The internet can meet the need for basic services of the rural population. “It is a radical change. Everyone benefits from it: the residents, the entrepreneurs. And the potential is enormous. Besides reducing the rural divide, it could also solve other problems: the geographical distribution, light and water supply, the fires…” explains Secundino Caso, mayor of Peñarubbia and president of the Network for Rural Development (REDR).
Increasing trend working from home
Working from home in rural areas has increased sharply since the arrival of corona. On the Idealista housing site, the number of searches for housing in rural municipalities (with fewer than 5000 inhabitants) in November 2020 amounted to 14.8% of the total, 4% more than in 2019.
Digitization of post offices in rural areas
The Spanish state postal company Correos has started digitizing its rural offices. Residents no longer have to go to the big city to withdraw cash, apply for a subsidy or pay a bill. So far, seven of the 2,295 offices and service points in rural areas have been digitized. In order to further implement the project, Correos has entered into partnerships with other organisations, such as Banco Santander.
Correos hopes to transform 9 other offices this year and to largely complete the project next year. According to sources within the postal company, Correos wants to give an impulse to entrepreneurship and economic activities in rural areas.
Smart collar in livestock farming
“Digitalization is useful and rewarding in rural areas,” emphasizes the chairman of the REDR. He points to the positive influence that this technological revolution will have on the agricultural sector, the economic engine of the Spanish countryside. “For example, via a smart collar, animal health data can be transmitted to the farmer. This will have a positive effect on productivity,” he confirms.

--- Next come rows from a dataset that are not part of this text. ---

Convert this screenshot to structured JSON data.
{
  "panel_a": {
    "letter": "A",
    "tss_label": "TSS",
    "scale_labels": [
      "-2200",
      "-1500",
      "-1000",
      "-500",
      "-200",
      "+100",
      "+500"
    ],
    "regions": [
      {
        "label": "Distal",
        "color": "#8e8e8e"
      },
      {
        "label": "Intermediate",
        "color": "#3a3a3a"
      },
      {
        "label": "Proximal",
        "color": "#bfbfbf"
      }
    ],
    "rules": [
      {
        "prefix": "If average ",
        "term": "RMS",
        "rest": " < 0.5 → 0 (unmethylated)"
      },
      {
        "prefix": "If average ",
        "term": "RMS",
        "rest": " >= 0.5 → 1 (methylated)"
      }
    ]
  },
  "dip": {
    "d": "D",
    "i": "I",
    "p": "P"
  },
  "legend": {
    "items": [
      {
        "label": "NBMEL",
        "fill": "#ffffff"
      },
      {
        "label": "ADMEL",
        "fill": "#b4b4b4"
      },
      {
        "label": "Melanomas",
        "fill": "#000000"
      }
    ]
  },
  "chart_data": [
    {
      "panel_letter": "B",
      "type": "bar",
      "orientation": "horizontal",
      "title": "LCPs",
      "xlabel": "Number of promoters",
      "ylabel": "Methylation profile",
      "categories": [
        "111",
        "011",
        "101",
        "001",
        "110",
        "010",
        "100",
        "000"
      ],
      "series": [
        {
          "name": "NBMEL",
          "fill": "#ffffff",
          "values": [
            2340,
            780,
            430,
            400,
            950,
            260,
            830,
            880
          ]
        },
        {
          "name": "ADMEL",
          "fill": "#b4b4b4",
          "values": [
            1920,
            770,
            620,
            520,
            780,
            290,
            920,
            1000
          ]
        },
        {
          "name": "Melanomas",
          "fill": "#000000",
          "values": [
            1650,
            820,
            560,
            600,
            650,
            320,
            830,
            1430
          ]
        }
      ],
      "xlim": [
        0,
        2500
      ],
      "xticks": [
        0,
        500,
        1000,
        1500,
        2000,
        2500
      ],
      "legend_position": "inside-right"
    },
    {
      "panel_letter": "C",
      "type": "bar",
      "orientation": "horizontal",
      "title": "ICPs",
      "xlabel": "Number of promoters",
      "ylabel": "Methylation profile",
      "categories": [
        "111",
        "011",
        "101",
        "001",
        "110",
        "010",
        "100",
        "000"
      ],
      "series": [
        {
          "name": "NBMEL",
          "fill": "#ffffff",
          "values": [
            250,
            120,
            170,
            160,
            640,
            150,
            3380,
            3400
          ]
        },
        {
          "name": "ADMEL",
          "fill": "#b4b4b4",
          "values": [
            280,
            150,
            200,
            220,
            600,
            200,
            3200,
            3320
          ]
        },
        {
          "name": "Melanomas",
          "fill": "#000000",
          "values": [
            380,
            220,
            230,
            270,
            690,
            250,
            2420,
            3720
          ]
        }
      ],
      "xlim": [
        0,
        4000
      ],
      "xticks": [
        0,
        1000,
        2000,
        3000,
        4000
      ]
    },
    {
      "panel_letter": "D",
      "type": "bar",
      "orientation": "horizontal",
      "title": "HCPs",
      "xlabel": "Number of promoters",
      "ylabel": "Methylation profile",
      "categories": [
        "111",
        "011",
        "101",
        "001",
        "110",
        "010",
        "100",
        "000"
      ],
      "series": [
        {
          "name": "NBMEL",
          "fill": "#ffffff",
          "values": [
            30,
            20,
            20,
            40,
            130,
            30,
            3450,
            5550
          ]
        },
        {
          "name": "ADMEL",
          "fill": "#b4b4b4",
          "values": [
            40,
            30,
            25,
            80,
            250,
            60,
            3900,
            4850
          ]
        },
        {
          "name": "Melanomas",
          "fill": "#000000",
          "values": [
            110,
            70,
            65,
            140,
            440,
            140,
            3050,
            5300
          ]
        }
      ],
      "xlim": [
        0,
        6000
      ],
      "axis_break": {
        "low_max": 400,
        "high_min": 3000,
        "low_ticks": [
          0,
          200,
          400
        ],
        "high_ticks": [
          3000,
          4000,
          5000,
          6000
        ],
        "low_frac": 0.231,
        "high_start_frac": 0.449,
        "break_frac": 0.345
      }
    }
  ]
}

Other interesting initiatives have also been launched, including the Sativum computer program. A program that allows you to keep an eye on the ups and downs of crops. Satellite images, information from 200 weather stations, and a database with more than 16,000 soil samples are used for this.
Online during lockdown
During the lockdown it also became clear how important ‘being online’ is. Internet purchases increased by 50% and consumers bought more local products. Raquel Cortino from Monleras, a village with 226 inhabitants in Salamanca, can have a say in this. Months before the pandemic, she opened a handmade soap shop there. When the country went into lockdown, the internet was a godsend. This enabled her to market her products online. “That saved me,” Cortino says, adding: “Doing business over the Internet isn’t easy. The competition is fiercer and there is no personal contact with the customer, but it is an opportunity for the rural producers: it puts us on a par with companies in the big cities”.